On the one hand, private finance remains modest, and current flows are nowhere near what is needed. On the other hand, there are clear signs that awareness of nature-related risk is growing. UNEP notes that more than 730 organizations have now adopted the TNFD framework, representing US$22.4 trillion in assets under management. That suggests the issue is not one of visibility alone.

The challenge is turning growing awareness into actual capital allocation. That means confronting some hard realities. Nature finance is still often seen as difficult to structure, difficult to measure and difficult to scale. Policy signals are uneven. Public budgets are under pressure. And in a more uncertain global environment, investors may be retreating toward what feels familiar, even when the long-term risks of doing so are obvious.

WHAT HAPPENS NEXT?

There is still reason for cautious optimism. The financing gap is narrower than it was. We have better data than we did a few years ago. There is more recognition of nature-related risk across finance and business. And the report is clear that private capital could grow much faster with the right enabling conditions, standards and risk-sharing instruments in place.

But optimism alone will not close the gap. If the world is serious about reaching US$571 billion a year by 2030, then the next phase cannot rely on incremental growth alone. It will require a much more deliberate shift in how capital is directed.

That means, first, reducing the trillions still flowing into nature-negative activities. Even a small reallocation of harmful finance could dwarf current investment in nature-based solutions.

Second, it means making nature more investable. Better disclosures, more credible metrics and stronger pipelines all matter.

Third, it means de-risking private capital more effectively. Guarantees, blended finance and other public tools will remain essential if private finance is to scale.
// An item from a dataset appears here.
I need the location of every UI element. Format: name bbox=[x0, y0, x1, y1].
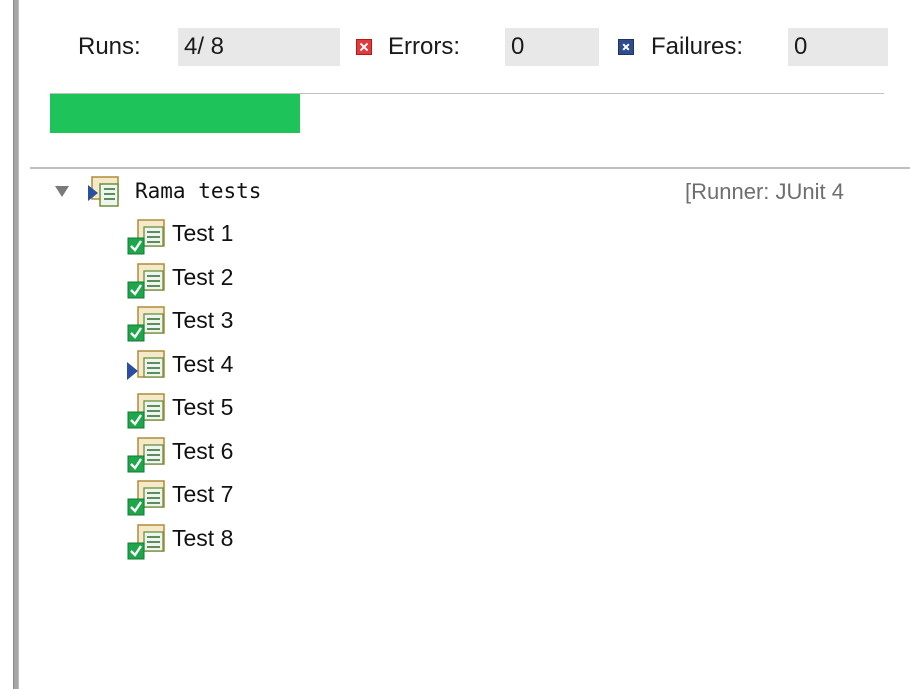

And finally, it means policy clarity. Markets respond to signals. If governments want finance to move, they need to create the incentives, standards and frameworks that make that movement possible.

The latest UNEP figures do not tell a story of failure, but one of hesitation. With 2030 fast approaching, the critical question before us is whether governments, businesses and financial institutions can reverse this trend and act quickly enough to make that happen.